Indeed, neither Wheaton nor most Christian colleges, have engaged directly with the LGBT students that live in their community. Instead, they bring other voices (typically “ex-gay) from off campus to promote a single damaging narrative. What this says to the students, especially those LGBT, is that their voice isn’t worth listening to.
Wheaton student Justin Massey, a co-founder of the campus LGBT student group Refuge, wrote about the apple incident on his own blog:
I saw peers exert more effort into rationalizing the offense rather than demonstrating support to the LGBT community whose experiences were disrespected. From three separate individuals I have heard that the disruptive student simply felt “the question was just too long,” “the tone of the inquiring student appeared rude,” and even “it was simply a joke gone wrong.” Each of these answers has one thing in common: they take responsibility off of the offending individual in an attempt to absolve this student of displaying any prejudice against a minority group. This incident affected more people than just the student who was hit. While it is wrong to show disrespect to any person, acting against an individual who raises minority concerns holds a different weight.
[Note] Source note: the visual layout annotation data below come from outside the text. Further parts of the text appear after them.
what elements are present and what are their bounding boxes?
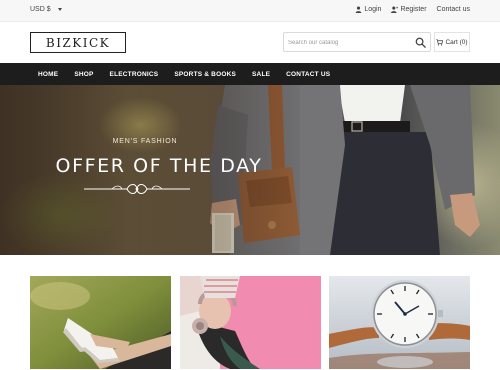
- search-icon[interactable]: [415, 37, 426, 48]
- cart-label: Cart (0): [445, 38, 468, 46]
- login-link[interactable]: Login: [355, 6, 381, 13]
- nav-item-sports-books[interactable]: SPORTS & BOOKS: [174, 71, 236, 78]
- product-banners: [0, 255, 500, 370]
- search-box: [283, 32, 431, 52]
- cart-button[interactable]: Cart (0): [434, 32, 470, 52]
- site-header: BIZKICK Cart (0): [0, 22, 500, 63]
- nav-item-contact-us[interactable]: CONTACT US: [286, 71, 330, 78]
- login-label: Login: [364, 6, 382, 13]
- nav-item-shop[interactable]: SHOP: [74, 71, 93, 78]
- nav-item-home[interactable]: HOME: [38, 71, 58, 78]
- cart-icon: [436, 38, 444, 46]
- nav-item-sale[interactable]: SALE: [252, 71, 270, 78]
- hero-banner[interactable]: MEN'S FASHION OFFER OF THE DAY: [0, 85, 500, 255]
- logo-text: BIZKICK: [45, 35, 111, 50]
- top-bar: USD $ Login Register Contact us: [0, 0, 500, 22]
- search-input[interactable]: [288, 36, 410, 49]
- headphones-image[interactable]: [180, 276, 321, 369]
- register-link[interactable]: Register: [391, 6, 427, 13]
- currency-selector[interactable]: USD $: [30, 6, 62, 13]
- top-links: Login Register Contact us: [355, 6, 470, 13]
- ornament-divider-icon: [84, 184, 190, 194]
- main-nav: HOME SHOP ELECTRONICS SPORTS & BOOKS SAL…: [0, 63, 500, 85]
- user-plus-icon: [391, 6, 399, 13]
- watch-image[interactable]: [329, 276, 470, 369]
- contact-us-label: Contact us: [436, 6, 470, 13]
- hero-title: OFFER OF THE DAY: [55, 155, 263, 177]
- hero-subtitle: MEN'S FASHION: [112, 138, 178, 145]
- user-icon: [356, 6, 362, 13]
- sneakers-image[interactable]: [30, 276, 171, 369]
- nav-item-electronics[interactable]: ELECTRONICS: [110, 71, 159, 78]
- register-label: Register: [400, 6, 427, 13]
- currency-label: USD $: [30, 6, 51, 13]
- contact-us-link[interactable]: Contact us: [437, 6, 470, 13]
- logo[interactable]: BIZKICK: [30, 32, 126, 53]
- chevron-down-icon: [57, 8, 62, 11]
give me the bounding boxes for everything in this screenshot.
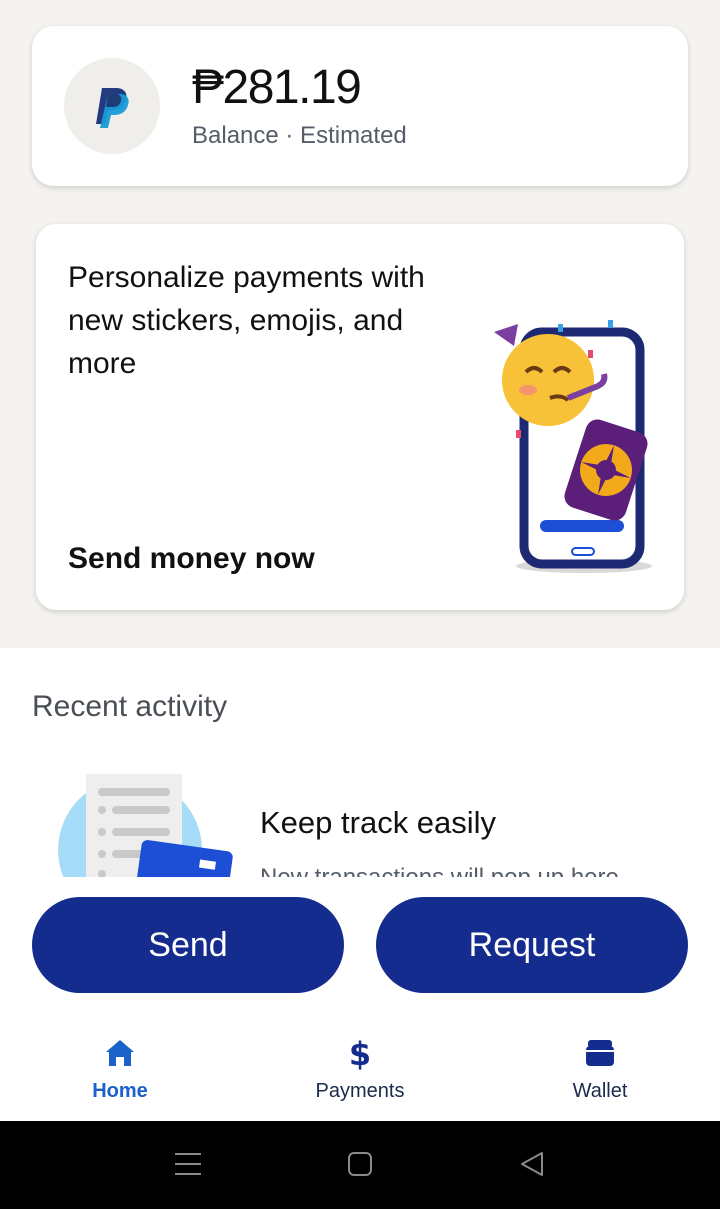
promo-headline: Personalize payments with new stickers, … (68, 261, 425, 380)
wallet-icon (584, 1036, 616, 1070)
home-icon (104, 1036, 136, 1070)
system-navigation-bar (0, 1121, 720, 1209)
recent-activity-empty-state: Keep track easily New transactions will … (0, 760, 720, 877)
back-triangle-icon[interactable] (518, 1149, 546, 1184)
keep-track-title: Keep track easily (260, 805, 497, 840)
bottom-tab-bar: Home $ Payments Wallet (0, 1020, 720, 1120)
recent-activity-title: Recent activity (32, 690, 228, 723)
send-button[interactable]: Send (32, 897, 344, 993)
tab-wallet[interactable]: Wallet (500, 1020, 700, 1120)
party-emoji-phone-illustration-icon (488, 320, 664, 585)
menu-icon[interactable] (174, 1149, 202, 1184)
promo-card[interactable]: Personalize payments with new stickers, … (36, 224, 684, 610)
dollar-icon: $ (348, 1036, 372, 1070)
send-money-now-link[interactable]: Send money now (68, 542, 315, 576)
paypal-logo-icon (64, 58, 160, 154)
balance-caption: Balance · Estimated (192, 122, 407, 149)
request-button[interactable]: Request (376, 897, 688, 993)
home-square-icon[interactable] (347, 1149, 373, 1184)
tab-home-label: Home (92, 1080, 148, 1102)
keep-track-subtitle: New transactions will pop up here (260, 864, 619, 877)
tab-home[interactable]: Home (20, 1020, 220, 1120)
tab-payments-label: Payments (315, 1080, 405, 1102)
balance-amount: ₱281.19 (192, 61, 362, 114)
tab-wallet-label: Wallet (572, 1080, 628, 1102)
svg-text:$: $ (349, 1036, 371, 1070)
balance-card[interactable]: ₱281.19 Balance · Estimated (32, 26, 688, 186)
tab-payments[interactable]: $ Payments (260, 1020, 460, 1120)
receipt-card-illustration-icon (58, 774, 238, 877)
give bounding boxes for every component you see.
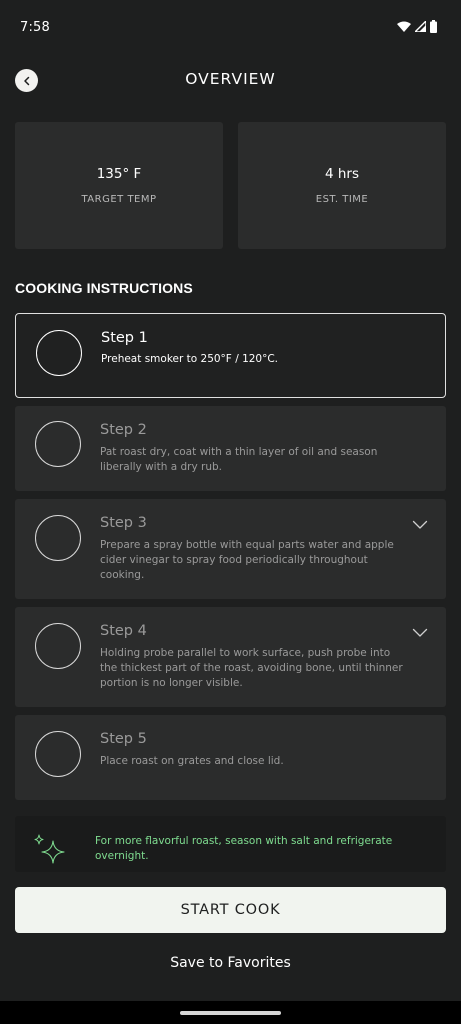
sparkle-icon [34, 834, 65, 864]
step-checkbox[interactable] [35, 515, 81, 561]
tip-box: For more flavorful roast, season with sa… [15, 816, 446, 872]
step-title: Step 3 [100, 515, 147, 531]
nav-bar [0, 1001, 461, 1024]
step-description: Prepare a spray bottle with equal parts … [100, 539, 394, 581]
target-temp-value: 135° F [96, 166, 142, 182]
status-time: 7:58 [20, 20, 50, 35]
target-temp-label: TARGET TEMP [81, 194, 157, 205]
step-checkbox[interactable] [35, 731, 81, 777]
step-description: Holding probe parallel to work surface, … [100, 647, 403, 689]
step-title: Step 4 [100, 623, 147, 639]
step-description: Pat roast dry, coat with a thin layer of… [100, 446, 378, 473]
step-title: Step 5 [100, 731, 147, 747]
battery-icon [430, 20, 437, 33]
step-description: Preheat smoker to 250°F / 120°C. [101, 353, 279, 365]
tip-text: For more flavorful roast, season with sa… [95, 835, 393, 862]
step-card-1[interactable]: Step 1 Preheat smoker to 250°F / 120°C. [15, 313, 446, 398]
step-checkbox[interactable] [35, 421, 81, 467]
page-title: OVERVIEW [185, 70, 276, 88]
est-time-value: 4 hrs [324, 166, 360, 182]
chevron-down-icon[interactable] [412, 628, 428, 638]
step-checkbox[interactable] [36, 330, 82, 376]
step-card-4[interactable]: Step 4 Holding probe parallel to work su… [15, 607, 446, 707]
home-indicator[interactable] [180, 1011, 281, 1015]
step-card-3[interactable]: Step 3 Prepare a spray bottle with equal… [15, 499, 446, 599]
step-title: Step 2 [100, 422, 147, 438]
step-description: Place roast on grates and close lid. [100, 755, 284, 767]
chevron-down-icon[interactable] [412, 520, 428, 530]
target-temp-card: 135° F TARGET TEMP [15, 122, 223, 249]
status-bar: 7:58 [0, 0, 461, 58]
step-card-2[interactable]: Step 2 Pat roast dry, coat with a thin l… [15, 406, 446, 491]
status-icons [397, 20, 437, 33]
wifi-icon [397, 21, 411, 32]
est-time-label: EST. TIME [315, 194, 369, 205]
header: OVERVIEW [0, 60, 461, 100]
est-time-card: 4 hrs EST. TIME [238, 122, 446, 249]
save-to-favorites-link[interactable]: Save to Favorites [0, 955, 461, 971]
step-checkbox[interactable] [35, 623, 81, 669]
step-card-5[interactable]: Step 5 Place roast on grates and close l… [15, 715, 446, 800]
section-title: COOKING INSTRUCTIONS [15, 280, 193, 296]
step-title: Step 1 [101, 330, 148, 346]
start-cook-button[interactable]: START COOK [15, 887, 446, 933]
signal-icon [415, 21, 426, 32]
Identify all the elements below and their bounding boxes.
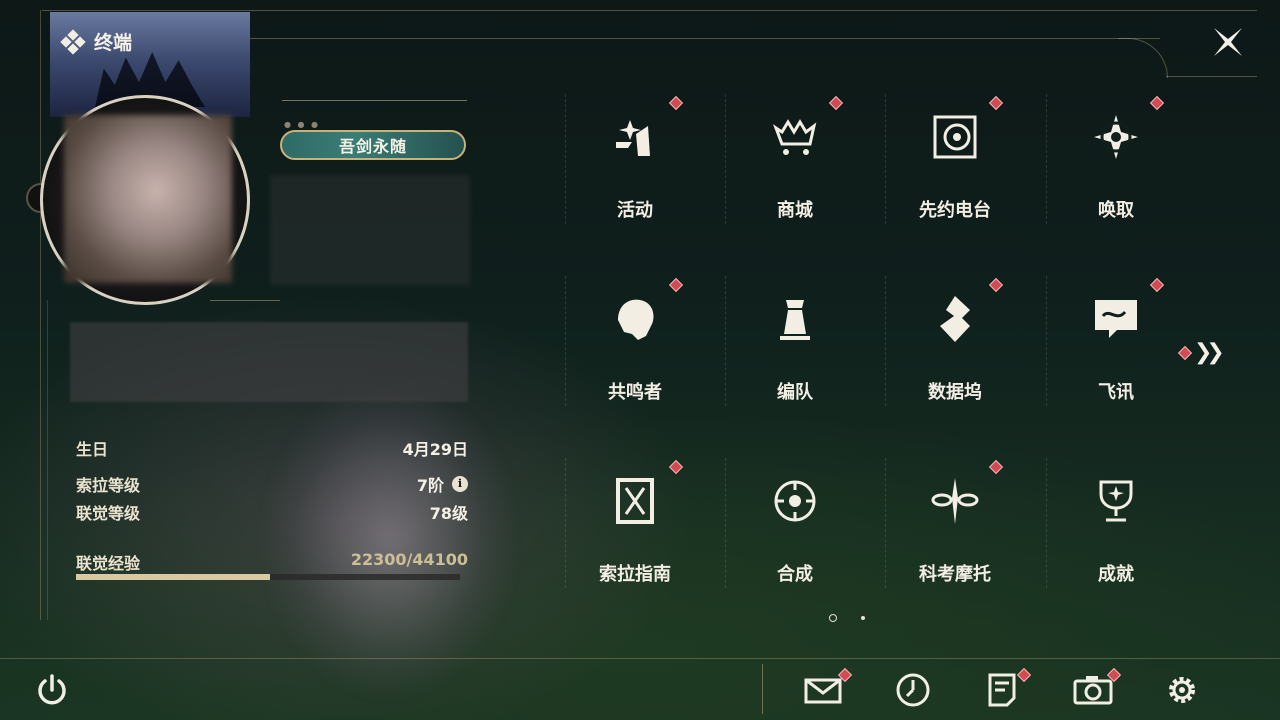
grid-item-resonator-head[interactable]: 共鸣者 xyxy=(565,276,685,416)
grid-item-label: 数据坞 xyxy=(928,382,982,403)
notification-badge xyxy=(988,459,1004,475)
avatar-photo xyxy=(64,115,232,283)
player-name-blurred xyxy=(270,175,470,285)
grid-item-trophy[interactable]: 成就 xyxy=(1046,458,1166,598)
settings-gear-icon[interactable] xyxy=(1162,670,1202,710)
grid-item-label: 成就 xyxy=(1098,564,1134,585)
divider xyxy=(210,300,280,301)
grid-item-label: 飞讯 xyxy=(1098,382,1134,403)
frame-line xyxy=(1166,76,1257,77)
motorcycle-icon xyxy=(930,476,980,526)
grid-item-label: 科考摩托 xyxy=(919,564,991,585)
close-icon[interactable] xyxy=(1208,22,1248,62)
divider xyxy=(282,100,467,101)
badge-dots: ● ● ● xyxy=(284,120,321,129)
chat-bubble-icon xyxy=(1091,294,1141,344)
camera-icon[interactable] xyxy=(1073,667,1122,710)
resonator-head-icon xyxy=(610,294,660,344)
grid-item-events[interactable]: 活动 xyxy=(565,94,685,234)
sola-level-text: 7阶 xyxy=(416,476,444,495)
team-chess-icon xyxy=(770,294,820,344)
page-indicator[interactable] xyxy=(861,616,865,620)
info-icon[interactable]: i xyxy=(452,476,468,492)
notification-badge xyxy=(668,277,684,293)
terminal-diamond-icon xyxy=(60,28,86,55)
bottom-divider xyxy=(762,664,763,714)
page-title: 终端 xyxy=(94,32,133,54)
notification-badge xyxy=(668,95,684,111)
birthday-row: 生日 4月29日 xyxy=(76,436,468,460)
data-bank-icon xyxy=(930,294,980,344)
trophy-icon xyxy=(1091,476,1141,526)
clock-icon[interactable] xyxy=(893,670,933,710)
double-chevron-right-icon: ❯❯ xyxy=(1194,340,1225,365)
notification-badge xyxy=(988,277,1004,293)
grid-item-label: 共鸣者 xyxy=(608,382,662,403)
radio-icon xyxy=(930,112,980,162)
synthesis-icon xyxy=(770,476,820,526)
guidebook-icon xyxy=(610,476,660,526)
notification-badge xyxy=(1149,95,1165,111)
grid-item-label: 合成 xyxy=(777,564,813,585)
grid-item-team-chess[interactable]: 编队 xyxy=(725,276,845,416)
grid-item-synthesis[interactable]: 合成 xyxy=(725,458,845,598)
frame-corner xyxy=(1118,38,1168,78)
notification-badge xyxy=(1177,345,1193,360)
grid-item-guidebook[interactable]: 索拉指南 xyxy=(565,458,685,598)
notification-badge xyxy=(828,95,844,111)
grid-item-shop-cart[interactable]: 商城 xyxy=(725,94,845,234)
next-page-button[interactable]: ❯❯ xyxy=(1177,340,1225,365)
title-badge-text: 吾剑永随 xyxy=(338,137,407,156)
grid-item-label: 商城 xyxy=(777,200,813,221)
frame-line xyxy=(47,300,48,620)
union-level-label: 联觉等级 xyxy=(76,504,141,523)
sola-level-value: 7阶 i xyxy=(417,472,468,496)
sola-level-row: 索拉等级 7阶 i xyxy=(76,472,468,496)
shop-cart-icon xyxy=(770,112,820,162)
grid-item-label: 索拉指南 xyxy=(599,564,671,585)
grid-item-label: 编队 xyxy=(777,382,813,403)
mail-icon[interactable] xyxy=(804,667,853,710)
frame-line xyxy=(42,10,1257,11)
union-exp-value: 22300/44100 xyxy=(350,550,468,569)
grid-item-data-bank[interactable]: 数据坞 xyxy=(885,276,1005,416)
grid-item-label: 活动 xyxy=(617,200,653,221)
title-badge[interactable]: 吾剑永随 xyxy=(280,130,466,160)
sola-level-label: 索拉等级 xyxy=(76,476,141,495)
notification-badge xyxy=(668,459,684,475)
notes-icon[interactable] xyxy=(983,667,1032,710)
events-icon xyxy=(610,112,660,162)
grid-item-label: 先约电台 xyxy=(919,200,991,221)
page-indicator-active[interactable] xyxy=(829,614,837,622)
avatar[interactable] xyxy=(26,95,250,305)
union-exp-bar xyxy=(76,574,460,580)
grid-item-chat-bubble[interactable]: 飞讯 xyxy=(1046,276,1166,416)
convene-compass-icon xyxy=(1091,112,1141,162)
power-icon[interactable] xyxy=(32,670,72,710)
grid-item-convene-compass[interactable]: 唤取 xyxy=(1046,94,1166,234)
grid-item-label: 唤取 xyxy=(1098,200,1134,221)
birthday-value: 4月29日 xyxy=(402,440,468,459)
union-exp-row: 联觉经验 22300/44100 xyxy=(76,550,468,574)
grid-item-motorcycle[interactable]: 科考摩托 xyxy=(885,458,1005,598)
union-level-value: 78级 xyxy=(429,504,468,523)
signature-blurred[interactable] xyxy=(70,322,468,402)
union-exp-bar-fill xyxy=(76,574,271,580)
player-stats: 生日 4月29日 索拉等级 7阶 i 联觉等级 78级 xyxy=(76,436,468,524)
page-header: 终端 xyxy=(60,28,133,55)
frame-line xyxy=(250,38,1160,39)
notification-badge xyxy=(988,95,1004,111)
frame-line xyxy=(0,658,1280,659)
notification-badge xyxy=(1149,277,1165,293)
union-exp-label: 联觉经验 xyxy=(76,554,141,573)
grid-item-radio[interactable]: 先约电台 xyxy=(885,94,1005,234)
union-level-row: 联觉等级 78级 xyxy=(76,500,468,524)
birthday-label: 生日 xyxy=(76,440,109,459)
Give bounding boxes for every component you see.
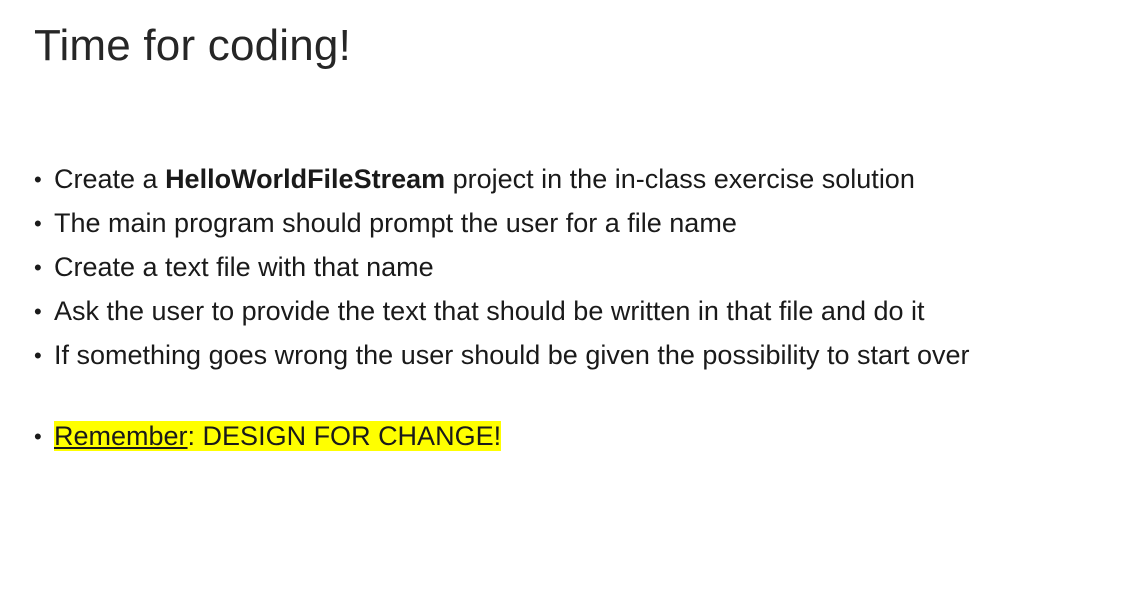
bullet-text-suffix: project in the in-class exercise solutio… <box>445 164 915 194</box>
bullet-dot: • <box>34 211 42 236</box>
bullet-item: • Create a HelloWorldFileStream project … <box>34 164 1119 195</box>
bullet-text-prefix: Create a <box>54 164 166 194</box>
reminder-label: Remember <box>54 421 188 451</box>
bullet-item: • If something goes wrong the user shoul… <box>34 340 1119 371</box>
bullet-text: Ask the user to provide the text that sh… <box>54 296 925 326</box>
bullet-dot: • <box>34 343 42 368</box>
bullet-text: Create a text file with that name <box>54 252 434 282</box>
reminder-text: : DESIGN FOR CHANGE! <box>187 421 502 451</box>
bullet-text: If something goes wrong the user should … <box>54 340 970 370</box>
bullet-dot: • <box>34 167 42 192</box>
bullet-dot: • <box>34 255 42 280</box>
bullet-item: • Create a text file with that name <box>34 252 1119 283</box>
bullet-item: • Ask the user to provide the text that … <box>34 296 1119 327</box>
highlighted-reminder: Remember: DESIGN FOR CHANGE! <box>54 421 502 451</box>
bullet-dot: • <box>34 299 42 324</box>
bullet-text: The main program should prompt the user … <box>54 208 737 238</box>
bullet-dot: • <box>34 424 42 449</box>
slide-title: Time for coding! <box>34 21 352 70</box>
slide: Time for coding! • Create a HelloWorldFi… <box>0 0 1132 613</box>
project-name: HelloWorldFileStream <box>165 164 446 194</box>
bullet-item-reminder: • Remember: DESIGN FOR CHANGE! <box>34 421 1119 452</box>
bullet-item: • The main program should prompt the use… <box>34 208 1119 239</box>
bullet-list: • Create a HelloWorldFileStream project … <box>34 164 1119 465</box>
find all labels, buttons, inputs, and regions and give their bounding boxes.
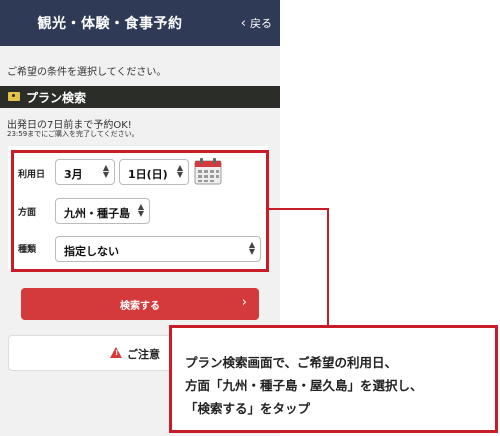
chevron-right-icon: › <box>241 295 247 310</box>
search-button[interactable]: 検索する › <box>21 288 259 320</box>
warning-icon: ! <box>110 347 122 358</box>
callout-line-2: 方面「九州・種子島・屋久島」を選択し、 <box>185 378 423 393</box>
caution-label: ご注意 <box>127 348 160 361</box>
section-header: プラン検索 <box>0 86 280 108</box>
callout-line-3: 「検索する」をタップ <box>185 401 311 416</box>
callout-box: プラン検索画面で、ご希望の利用日、 方面「九州・種子島・屋久島」を選択し、 「検… <box>169 325 498 433</box>
highlight-frame <box>11 150 269 272</box>
back-button[interactable]: ‹ 戻る <box>241 15 272 31</box>
instruction-text: ご希望の条件を選択してください。 <box>7 67 167 78</box>
page-title: 観光・体験・食事予約 <box>37 16 183 32</box>
camera-icon <box>8 92 20 101</box>
section-title: プラン検索 <box>26 91 87 105</box>
search-button-label: 検索する <box>120 301 160 312</box>
callout-line-1: プラン検索画面で、ご希望の利用日、 <box>185 355 398 370</box>
purchase-deadline-note: 23:59までにご購入を完了してください。 <box>7 130 139 138</box>
chevron-left-icon: ‹ <box>240 15 246 31</box>
header-bar: 観光・体験・食事予約 ‹ 戻る <box>0 0 280 46</box>
callout-leader-line <box>268 208 329 325</box>
back-label: 戻る <box>250 17 272 30</box>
It affirms the hateful messages that tell these already disadvantaged persons that they are not valued and undeserving of respect.
Massey later told TIME that the student has been disciplined and will no longer be on campus. The Wheaton administration has discussed the incident with students but cannot officially comment on what disciplinary measures were taken.
Late Tuesday night, Massey wrote a letter to Ryken and other campus leaders, alerting them of the Forum Wall letter and arguing that the incident was more than just a theological dispute. “Upon reading this letter I feel threatened and unsafe, and I know that I am not the only student who feels this way,” Massey, who is openly gay, wrote. “This action of throwing an item at another student is violent in nature and his sentiments reflected in the Forum Wall post are threatening… My peers and I strongly feel that prompt discussion, discipline, and communication with the student body must take place to explicitly call out these actions and properly deal with this situation.”
Massey and other students, LGBT and allied, met with campus officials Wednesday morning to discuss the situation. “The religious tone and justification that he voiced, that was really frightening to us,” Massey says. “That is why we are asking for the College to specifically recognize that this incident targeted a minority group of people, that this wasn’t just a theological disagreement — this was LGBT students feeling the weight of the actions.”
Let he among us without sin throw the first… apple. And then let his entire student body shame him for living up to their school’s horrific, homophobic reputation. And then let his school finally acknowledge that they have deliberately created a dangerous environment for LGBT students, and let them finally do something about it.